We're seeing a lot of useful information about racism, anti-blackness, and good white allyship circulating on the internet. This is heartening-- there's a great deal of potential in this as people work to correct the gaps and erasures that have characterized their knowledge about the issues.


Importantly however, learning to be different around these issues is not only a matter of gaining knowledge. The work is not just cognitive, and we cannot think our way out of internalized racism. The work is also deeply emotional.


Many DEI (diversity, equity, & inclusion), anti-racism, and anti-oppression programs focus on delivering information and, usually, on offering suggestions for different behaviors. This is of course vital. So much of the information we receive about racial identity, sexuality, gender, and so on is fundamentally flawed and deeply intertwined with problematic (and often violent) power structures.

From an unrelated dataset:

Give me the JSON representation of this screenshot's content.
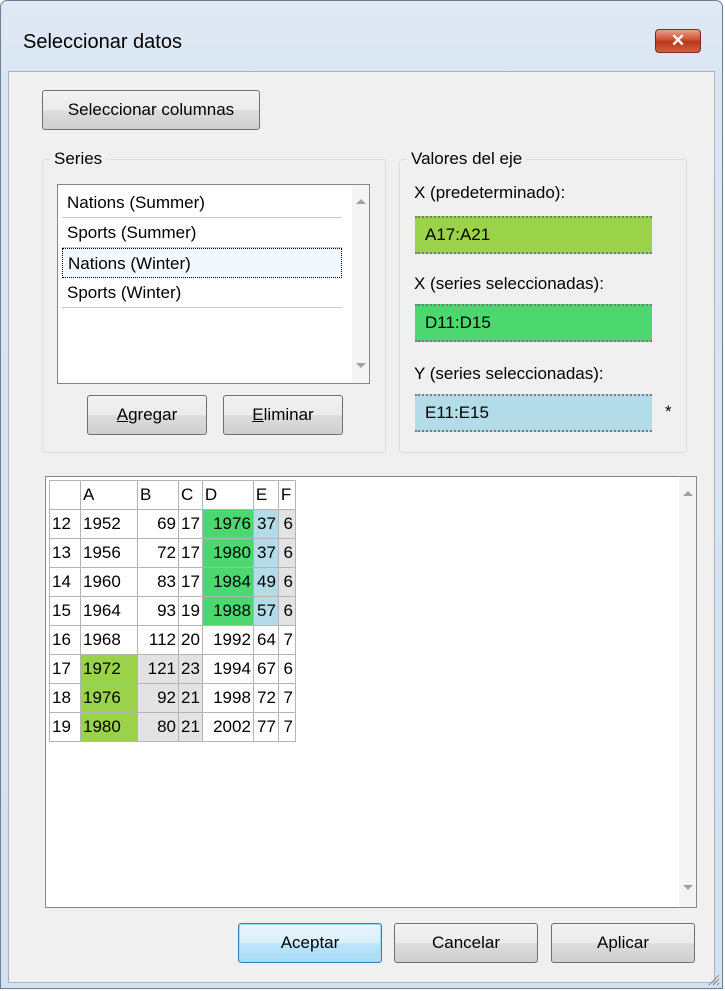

Learning more accurate and nuanced information, as well as alternative ways of behaving, are key to engendering different ways of being around these issues.


However, there is also another dimension to the work: learning affective skills.


The pitfalls to not attending to these aspects of doing to work include hijacking the conversation and recentering yourself, becoming defensive and turning away, and even simply avoiding uncomfortable conversations altogether. Without attending to the affective, we risk upholding and reinforcing the status quo.


Affective work happens on several levels. Some of the forms that emotional anti-racism and anti-oppression work take include:


Sitting with and working through the emotions that this period is bringing up. Coming to new realizations about how little we know about injustice, violence, history, etc. can be overwhelming; it can (as we covered in the last post) bring up feelings of shame, guilt, anger, fear, and sadness.


Learning to be with the discomfort of whiteness being decentered, and instead centering the needs and voices of people who have historically been marginalized. Learning to engage about issues that bring up these feelings requires the ability to sit with discomfort. For white people who are used to having their needs, voices, and feelings be centered, feeling decentered can be destablizing. Being able to recognize this discomfort and see it what it is-- the result of a lifetime of programming and being accustomed to a certain status quo-- is an important first step to working through it.


Reflecting, cognitively and emotionally, on how and when we have internalized ideas of superiority. Cultural scripts of whiteness as default, of white people being inherently better or more trustworthy, of white norms and ways of being inherently superior abound. Even for people who are not consciously prejudiced, this kind of programming is impossible to escape. The work of undoing this is also deeply emotional.


The burden of processing work should, of course, not fall on those most impacted by racism. We encourage white folks to find white people further along on the journey to process what they are thinking and feeling, and strongly prioritize the affective dimension in our work with individuals, organizations, and groups. This includes talking through emotions, as well as skill-building and developing emotional literacy.